You may know that laser technology is an excellent solution when it comes to cutting and shaping different types of metal in the engineering or manufacturing environment. However, you may wonder whether it is appropriate for cutting metals that are known for their reflective nature. Is laser cutting still an option in that situation?
Types of Material
You may not have a choice when it comes to using materials that are reflective in nature. These are, after all, in high demand in certain industries, particularly when it comes to silver, brass, bronze or gold. Silver is used to create solar reflectors or mirrors and when it comes to jewellery design or sunglasses. Stainless steel is another example, which can also present issues associated with reflection if the job is configured in a certain way.
Issues with Reflection
Reflection can pose an issue with laser cutting machines because this technology uses a combination of lights and mirrors to work properly. A problem can arise if the laser beam is directed at the reflective metal and the beam is diverted back into the machine by the metal sheet. Without a fail-safe switch in place, the lenses and mirrors within the machine can get damaged.
It is possible to apply a non-reflective coating to the metal surface before any work starts, but molten metal can still be generated by the process, which can have highly reflective properties as well.
Nevertheless, it is still possible to use laser cutting technology when working with these metals, so long as steps are taken to prepare the machine and raw materials carefully. This way, any risk to the machine can be minimised and the work can be completed successfully.
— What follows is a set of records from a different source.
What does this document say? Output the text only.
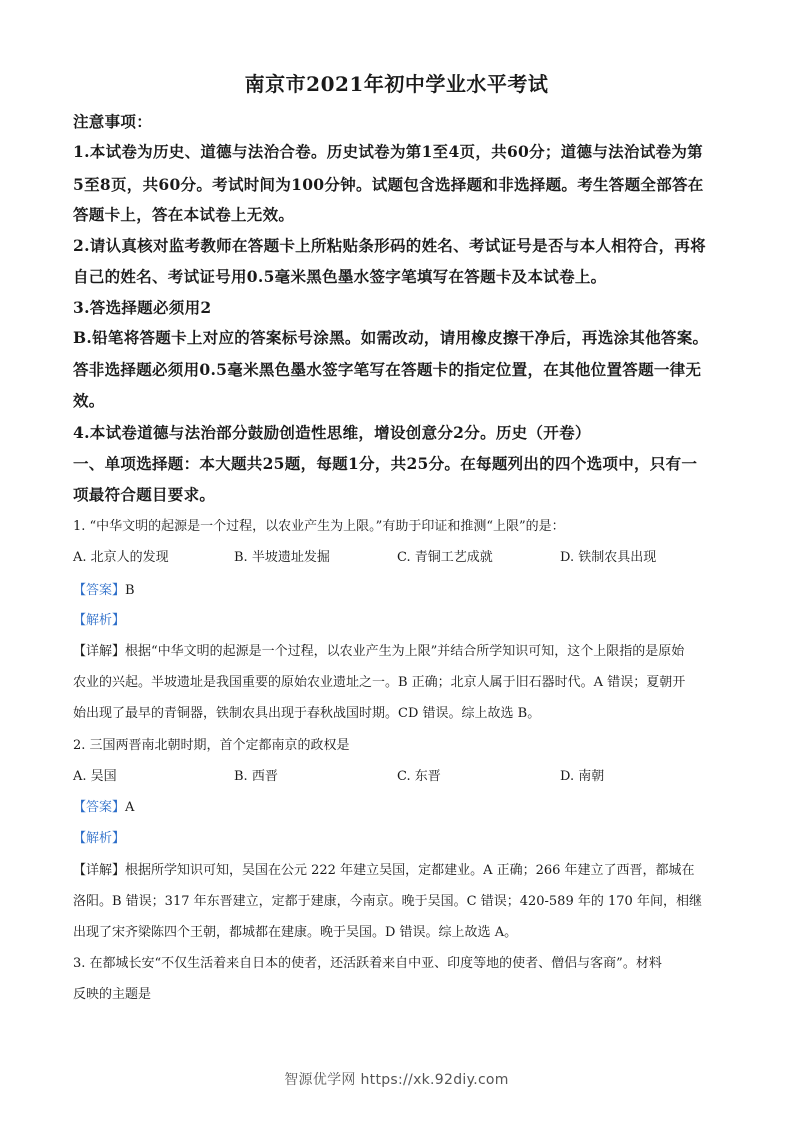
南京市2021年初中学业水平考试
注意事项：
1.本试卷为历史、道德与法治合卷。历史试卷为第1至4页，共60分；道德与法治试卷为第
5至8页，共60分。考试时间为100分钟。试题包含选择题和非选择题。考生答题全部答在
答题卡上，答在本试卷上无效。
2.请认真核对监考教师在答题卡上所粘贴条形码的姓名、考试证号是否与本人相符合，再将
自己的姓名、考试证号用0.5毫米黑色墨水签字笔填写在答题卡及本试卷上。
3.答选择题必须用2
B.铅笔将答题卡上对应的答案标号涂黑。如需改动，请用橡皮擦干净后，再选涂其他答案。
答非选择题必须用0.5毫米黑色墨水签字笔写在答题卡的指定位置，在其他位置答题一律无
效。
4.本试卷道德与法治部分鼓励创造性思维，增设创意分2分。历史（开卷）
一、单项选择题：本大题共25题，每题1分，共25分。在每题列出的四个选项中，只有一
项最符合题目要求。
1. “中华文明的起源是一个过程，以农业产生为上限。”有助于印证和推测“上限”的是：
A. 北京人的发现	B. 半坡遗址发掘	C. 青铜工艺成就	D. 铁制农具出现
【答案】B
【解析】
【详解】根据“中华文明的起源是一个过程，以农业产生为上限”并结合所学知识可知，这个上限指的是原始
农业的兴起。半坡遗址是我国重要的原始农业遗址之一。B 正确；北京人属于旧石器时代。A 错误；夏朝开
始出现了最早的青铜器，铁制农具出现于春秋战国时期。CD 错误。综上故选 B。
2. 三国两晋南北朝时期，首个定都南京的政权是
A. 吴国	B. 西晋	C. 东晋	D. 南朝
【答案】A
【解析】
【详解】根据所学知识可知，吴国在公元 222 年建立吴国，定都建业。A 正确；266 年建立了西晋，都城在
洛阳。B 错误；317 年东晋建立，定都于建康，今南京。晚于吴国。C 错误；420-589 年的 170 年间，相继
出现了宋齐梁陈四个王朝，都城都在建康。晚于吴国。D 错误。综上故选 A。
3. 在都城长安“不仅生活着来自日本的使者，还活跃着来自中亚、印度等地的使者、僧侣与客商”。材料
反映的主题是
智源优学网 https://xk.92diy.com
It is also possible to fit a fail-safe device to the cutting equipment, linking it to very sensitive detectors. Should radiation levels within the machine rise to a certain degree then it can be automatically switched off until adjustments are made. With a little trial and error, it will nevertheless be possible for the job to proceed with minimal delay and without risk to either the machine or the material being used. When all of these safeguards are properly configured, work can proceed in accordance with strict production schedules.